To explore the kinship aspect of finding a band, I picked up the book, “A Tribe Called Bliss: Break Through Superficial Friendships, Create Real Relationships, Reach Your Highest Potential,” by Lori Harder. And speaking of books, I sought out another aspect of publishing — the reader — by joining our neighborhood book club. As a writer, it’s eye-opening to hear how readers digest books. (Bonus: Wine with friends and neighborhood updates!).
In the midst of this frenzy of band-forming activity, I headed to New York for work because, like most writers, I have a day job. And there, perched high up in an office tower, a realization struck. For those pursuing a corporate career, there’s a clear path laid out for you. While of course there are twists and turns along the way, overall, there’s a sense of structure. It’s comforting to know what’s expected and I can see why many people prefer the corporate life to an entrepreneurial or artistic life. But when you’re a musician like Prince, the only ladder to climb is the one he sings of in 1986’s “Around the World in a Day” album, where he sings of the difficult steps that must be taken to achieve salvation. Unlike the climb from manager to director and vice president, Prince couldn’t replicate someone else’s journey. So while someone might give Prince advice about when to hire or fire a manager, when to tour or how quickly to produce albums, the truth is, no one can tell you, except you.
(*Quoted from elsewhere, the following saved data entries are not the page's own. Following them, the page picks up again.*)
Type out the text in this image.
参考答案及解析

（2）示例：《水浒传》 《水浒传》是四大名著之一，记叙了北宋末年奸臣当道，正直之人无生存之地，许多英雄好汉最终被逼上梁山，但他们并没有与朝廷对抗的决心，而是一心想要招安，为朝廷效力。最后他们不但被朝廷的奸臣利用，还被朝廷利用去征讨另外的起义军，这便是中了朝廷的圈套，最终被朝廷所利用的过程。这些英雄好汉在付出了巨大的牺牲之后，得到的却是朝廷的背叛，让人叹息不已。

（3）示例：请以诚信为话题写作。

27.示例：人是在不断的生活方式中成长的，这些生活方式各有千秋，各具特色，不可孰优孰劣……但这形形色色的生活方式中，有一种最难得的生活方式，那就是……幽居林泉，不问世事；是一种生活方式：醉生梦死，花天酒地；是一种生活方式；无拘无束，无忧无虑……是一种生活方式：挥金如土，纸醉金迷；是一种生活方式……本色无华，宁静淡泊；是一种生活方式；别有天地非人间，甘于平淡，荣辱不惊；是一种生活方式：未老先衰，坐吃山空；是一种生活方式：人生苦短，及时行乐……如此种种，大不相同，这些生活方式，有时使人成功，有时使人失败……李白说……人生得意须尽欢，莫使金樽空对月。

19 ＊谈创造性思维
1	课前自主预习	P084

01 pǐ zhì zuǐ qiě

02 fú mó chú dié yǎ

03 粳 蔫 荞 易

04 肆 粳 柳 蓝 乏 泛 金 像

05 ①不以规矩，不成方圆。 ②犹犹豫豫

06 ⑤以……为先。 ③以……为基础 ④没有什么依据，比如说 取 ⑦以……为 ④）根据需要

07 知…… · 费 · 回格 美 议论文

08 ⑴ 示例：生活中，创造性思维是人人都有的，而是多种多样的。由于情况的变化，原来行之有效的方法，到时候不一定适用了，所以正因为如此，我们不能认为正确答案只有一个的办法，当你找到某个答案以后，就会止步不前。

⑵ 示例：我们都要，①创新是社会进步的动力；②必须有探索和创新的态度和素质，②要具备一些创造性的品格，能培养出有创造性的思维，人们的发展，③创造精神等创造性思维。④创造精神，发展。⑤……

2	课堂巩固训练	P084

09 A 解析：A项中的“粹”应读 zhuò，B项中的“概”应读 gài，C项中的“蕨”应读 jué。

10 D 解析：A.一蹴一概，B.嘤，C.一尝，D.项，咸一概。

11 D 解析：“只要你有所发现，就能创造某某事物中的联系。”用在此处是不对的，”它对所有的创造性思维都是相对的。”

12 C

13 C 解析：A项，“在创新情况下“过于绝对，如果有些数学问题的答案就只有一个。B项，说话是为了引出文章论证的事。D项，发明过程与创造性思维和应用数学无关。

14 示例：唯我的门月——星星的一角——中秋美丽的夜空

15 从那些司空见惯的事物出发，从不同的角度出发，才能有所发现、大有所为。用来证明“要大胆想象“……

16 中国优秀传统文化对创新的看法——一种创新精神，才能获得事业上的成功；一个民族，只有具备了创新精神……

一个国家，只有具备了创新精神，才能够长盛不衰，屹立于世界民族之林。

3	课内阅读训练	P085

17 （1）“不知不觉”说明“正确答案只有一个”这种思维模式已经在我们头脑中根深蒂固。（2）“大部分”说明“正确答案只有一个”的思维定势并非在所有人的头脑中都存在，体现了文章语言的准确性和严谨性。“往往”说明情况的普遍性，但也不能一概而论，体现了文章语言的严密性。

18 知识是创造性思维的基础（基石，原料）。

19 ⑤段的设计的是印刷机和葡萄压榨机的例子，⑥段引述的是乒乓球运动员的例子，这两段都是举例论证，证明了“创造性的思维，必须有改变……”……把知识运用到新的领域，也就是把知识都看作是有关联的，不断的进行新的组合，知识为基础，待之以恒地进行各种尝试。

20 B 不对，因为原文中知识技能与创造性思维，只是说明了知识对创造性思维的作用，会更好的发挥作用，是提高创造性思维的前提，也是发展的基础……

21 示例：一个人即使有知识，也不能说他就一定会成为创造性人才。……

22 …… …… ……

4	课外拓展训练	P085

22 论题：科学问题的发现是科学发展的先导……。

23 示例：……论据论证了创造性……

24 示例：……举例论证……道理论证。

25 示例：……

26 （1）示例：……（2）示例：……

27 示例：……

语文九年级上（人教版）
As a writer, everyone’s financial situation is different (perhaps you can afford to hire a web designer to build your author website). Everyone’s skills are varied (maybe you have web design skills of your own). But what isn’t different is our need for a band. After this month of meeting my fellow Midwestern writers, I’m struck by their collegiality and humbled by their generosity. And I’m more convinced than ever that every writer needs a band.
And now, I’d like to introduce you to three band members who have been instrumental in helping to grow Living Like Prince.
Here are my “Living Like Prince” band members
Mary O’Donohue is a dear friend from my years in Chicago. Her latest venture (after moving to Nashville) is as founder of Authors in Media. Mary has proven to be an invaluable team member and was instrumental in helping come up with the right words to describe this crazy project in its early days, and in getting me onto television (here too!) and into print.
Clara Tomaz is another Chicago friend (I sense a pattern forming here). Clara is an artist and filmmaker who owns a wonderful company that produces movies for companies and organizations and family histories. Clara lent her talents to my website, creating the header and the “about me” video, as well as using her artistic talents to create this stunning piece of artwork.
Painting by Clara Tomaz. You can follow her artwork here.
And here’s the final, and vital, member of my team. Sommer is a double doodle. (Yes, double doodles are a thing. You take a mini goldendoodle and put it together with a mini labradoodle, and voila: You’ve got yourself a double doodle).
Sommer lies with her head on my lap while I write, or naps on the bed behind my desk, ever alert for a sighting of the neighbor’s cat, which likes to hunt in the little duck pond at the edge of our back yard.
In my future plans, I’ll have a photographer and a web designer and in due time, an agent and a freelance editor, along with an editor at my publishing house. All in due time.